On January 27, 2020, the French Supervisory Authority (“CNIL”) issued a guidance for developers of websites and applications which sets out the main principles of the General Data Protection Regulation (“GDPR”), expounds on their application in the online environment, and gives practical tips to help developers respect users’ privacy when deploying websites and apps.

The guidance consists of 17 recommendations, each covering a key principle supported by additional advice and examples.  Below, we list all 17 of these recommendations and provide a brief summary of the CNIL’s advice related to each.

  1. Comply with the GDPR throughout the development process.  This recommendation sets out 5 action steps to ensure that personal data and processing operations are protected throughout the life cycle of an online development project, including:
    • Acquaint yourself with the main principles of the GDPR;
    • Map and categorize personal data processing operations in your systems;
    • Prioritize and manage risks;
    • Implement any needed internal processes to ensure compliance; and
    • Document how your website or application complies with the GDPR.
  1. Identify personal data.  This recommendation focuses on helping developers understand the broad concept of “personal data” and also defines other key terms (e.g., “processing”, “purpose”, “anonymization” and “pseudonymization”) to make clear how these concepts are applied under the GDPR.

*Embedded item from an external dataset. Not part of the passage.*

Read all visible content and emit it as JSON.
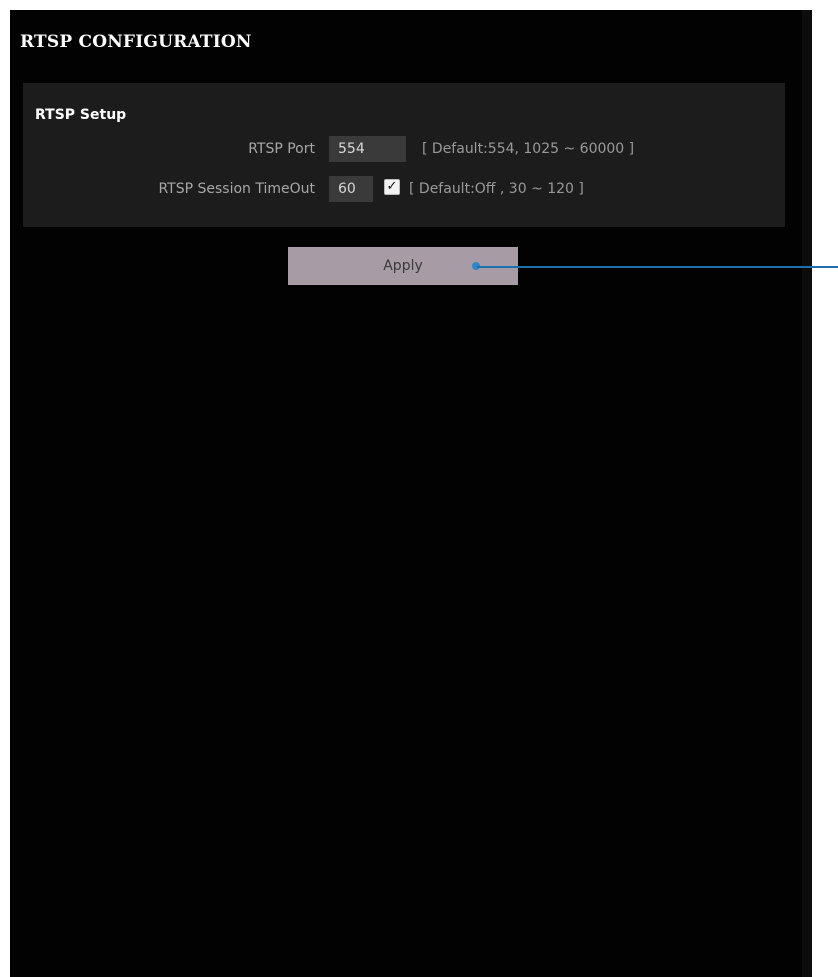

  2. Apply privacy by design at the development phase.  This recommendation explains how to integrate privacy-by-design principles at the development phase, including “methodological” choices (e.g., the configuration of default privacy settings and completion of a DPIA) and technological choices (e.g., security controls, systems architecture, and programming standards).

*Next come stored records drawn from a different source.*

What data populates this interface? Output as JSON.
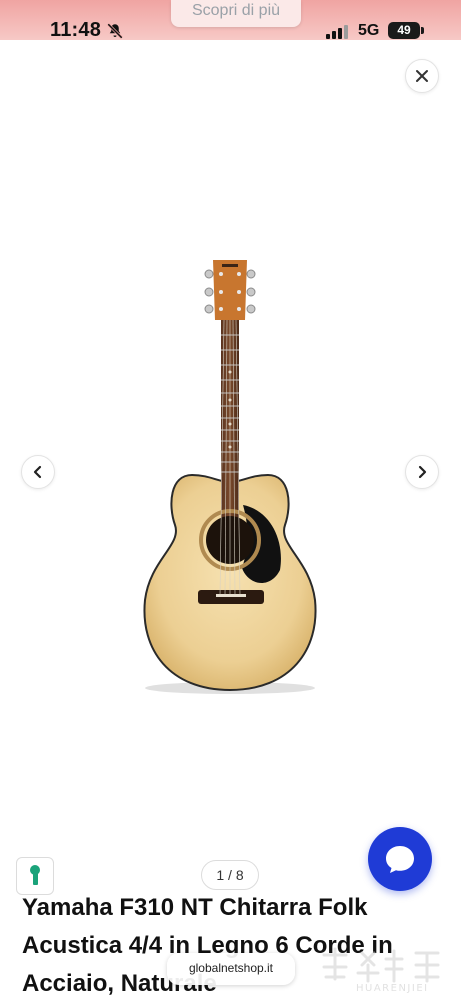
{
  "status_bar": {
    "time": "11:48",
    "network": "5G",
    "battery": "49",
    "bell_icon": "bell-muted-icon",
    "signal_icon": "cellular-signal-icon"
  },
  "top_pill": {
    "label": "Scopri di più"
  },
  "gallery": {
    "page_indicator": "1 / 8",
    "close_icon": "close-icon",
    "prev_icon": "chevron-left-icon",
    "next_icon": "chevron-right-icon",
    "image_icon": "guitar-product-image"
  },
  "product": {
    "title_lines": [
      "Yamaha F310 NT Chitarra Folk",
      "Acustica 4/4 in Legno 6 Corde in",
      "Acciaio, Naturale"
    ]
  },
  "browser": {
    "url": "globalnetshop.it"
  },
  "watermark": {
    "text": "HUARENJIEI"
  },
  "colors": {
    "status_bar_bg": "#f0a4a2",
    "chat_button": "#1f3bd6",
    "thumb_icon": "#1aa37a"
  }
}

  3. Secure the development environment.  This recommendation gives guidance on how developers can appropriately secure the testing and production environment, including the configuration and integration of servers and workstations, as well as the use of state-of-the-art cryptography, strong authentication methods, and automated analysis of systems logs.
  4. Safeguard your source code.  This recommendation promotes the use of source code management tools, strong authentication controls and user permissions, and regular backups of the source code manager.  It also lists certain indicators for configuring the source code manager and ensuring the quality of the code over time.
  5. Make an informed choice about architecture.  This recommendation focuses on identifying personal data that will be processed in order to define an appropriate data life cycle.  It also advises to choose data service providers (e.g., local storage, server, cloud service) in accordance with the developer’s needs and technical knowledge.
  6. Secure websites, applications and servers.  This recommendation lists various state-of-the-art security measures that developers should consider implementing.
  7. Minimize the collection of personal data.  This recommendation advises developers to determine – before they collect personal data – whether they actually need the data, and to generally limit the collect personal data to what is strictly necessary.  In this regard, the CNIL also recommends setting up an automatic erasure mechanism.
  8. Manage users.  This recommendation sets out best practices on how to manage user access rights, profiles, passwords, administrative privileges, and so forth.
  9. Master libraries and SDKs.  This recommendation provides tips on how to integrate libraries, SDKs and other software components written by third parties, without the developer losing control over the developed software.  It also recommends auditing libraries and SDKs and examining what personal data is sent through these channels.
  10. Ensure code quality through documentation.  This recommendation advises documenting the code and the architecture to ensure better control over the code’s quality (e.g., to reduce efforts related maintenance, audits and bug fixes).
  11. Test applications.  This recommendation advises automating tests of apps and integrating regular tests into the developer’s business strategy.
  12. Inform people.  This recommendation explains how developers can fulfill their transparency obligations under the GDPR by specifying who to inform, when to do it, what information to give, and how the information should be provided, as well as how to communicate data breaches to the CNIL and (if required) to affected persons.
  13. Implement processes to facilitate the exercise of data protection rights.  This recommendation sets out the minimum measures that developers should implement to ensure that data subjects can exercise their data protection rights and controllers can appropriately respond to them. It also establishes best practices for responding to each type of the data protection rights request.
  14. Administer proper data retention periods.  This recommendation advises developers to categorize personal data into 3 life cycle stages: (i) active base (e.g., presently in use); (ii) intermediate archiving; and (iii) final archiving and deletion/destruction.
  15. Ensure a valid legal basis.  This recommendation identifies the various legal bases for processing personal data under the GDPR that developers may rely upon, as well as what factors to consider when choosing the appropriate legal basis.
  16. Monitor websites and app traffic.  Finally, this recommendation instructs developers on how to implement audience measurement tools in a GDPR-compliant way.

This is the second guide published by the CNIL in relation to compliance with the GDPR in the online context.  Earlier this month, the CNIL published a draft guidance on cookies and similar technologies.